Open function2-llx opened 1 year ago

function2-llx commented 1 year ago

According to section 4.1 of the paper:

we set λ_cls = 2.0 for predictions matched with a ground truth and 0.1 for the “no object,” i.e., predictions that have not been matched with any ground truth.

The current implementation, however, firstly calculated the cross-entropy loss with weight=1 for foreground and weight=0.1 (eos_coef) for background:

https://github.com/facebookresearch/Mask2Former/blob/9b0651c6c1d5b3af2e6da0589b719c514ec0d69a/mask2former/modeling/criterion.py#L111-L115

https://github.com/facebookresearch/Mask2Former/blob/9b0651c6c1d5b3af2e6da0589b719c514ec0d69a/mask2former/modeling/criterion.py#L136-L138

And finally multiplied by 2 (which is from cfg.MODEL.MASK_FORMER.CLASS_WEIGHT)

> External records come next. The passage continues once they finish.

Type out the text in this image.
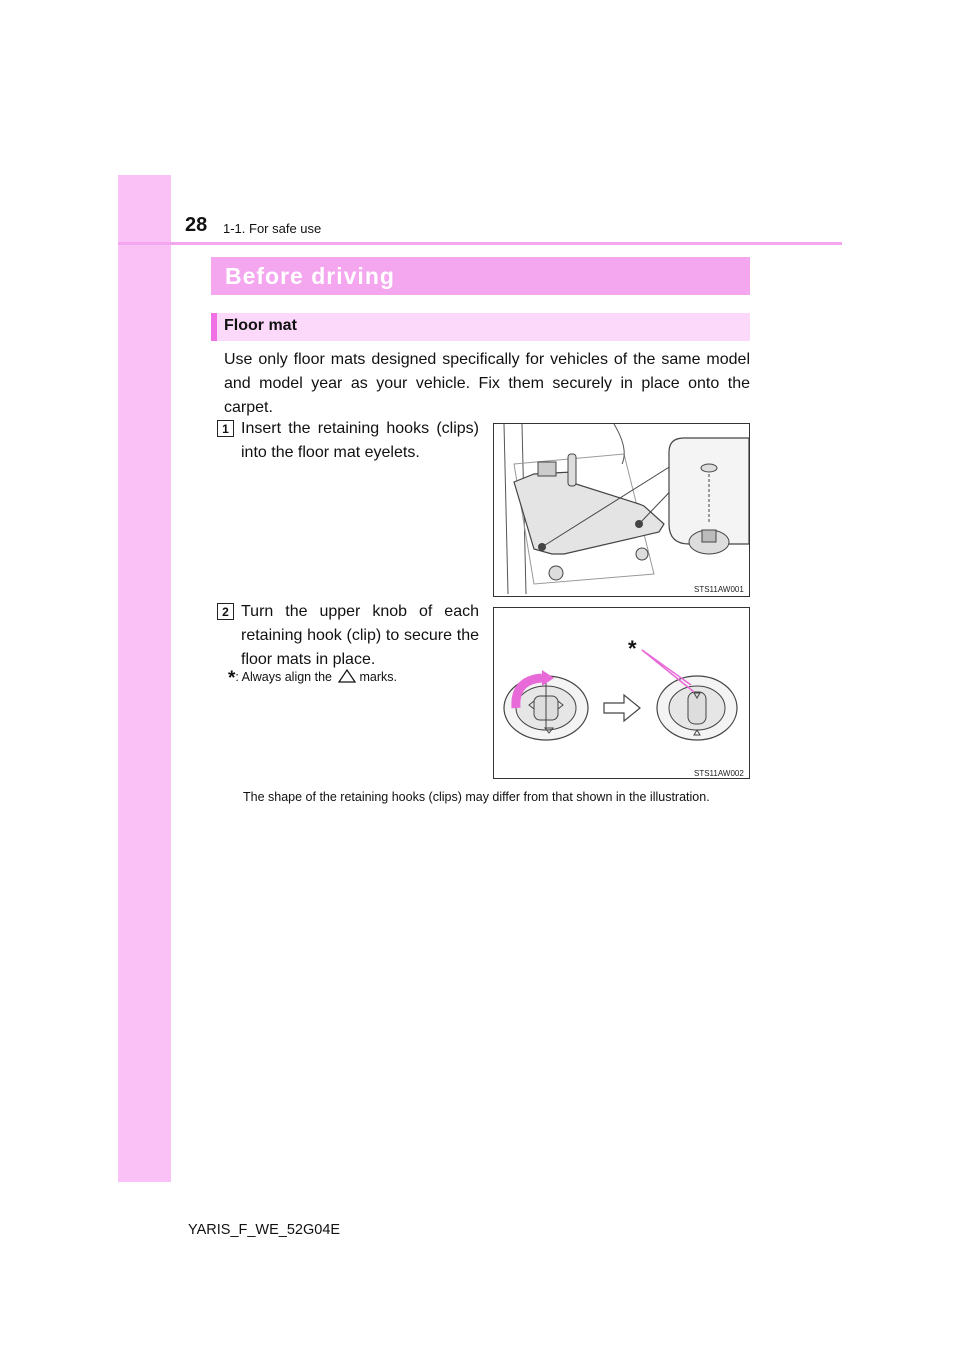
28 1-1. For safe use
Before driving
Floor mat
Use only floor mats designed specifically for vehicles of the same model and model year as your vehicle. Fix them securely in place onto the carpet.
1 Insert the retaining hooks (clips) into the floor mat eyelets.
STS11AW001
2 Turn the upper knob of each retaining hook (clip) to secure the floor mats in place.
*: Always align the marks.
*
STS11AW002
The shape of the retaining hooks (clips) may differ from that shown in the illustration.
YARIS_F_WE_52G04E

https://github.com/facebookresearch/Mask2Former/blob/9b0651c6c1d5b3af2e6da0589b719c514ec0d69a/mask2former/maskformer_model.py#L211-L213

bowenc0221 commented 1 year ago

You are right, the description in the paper is a bit ambiguous here. λ_cls = 2.0 is meant to be the loss weight applied to the classification softmax loss and 0.1 for the “no object,” is meant to be the per-class weight inside the softmax loss (before multiplying with λ_cls).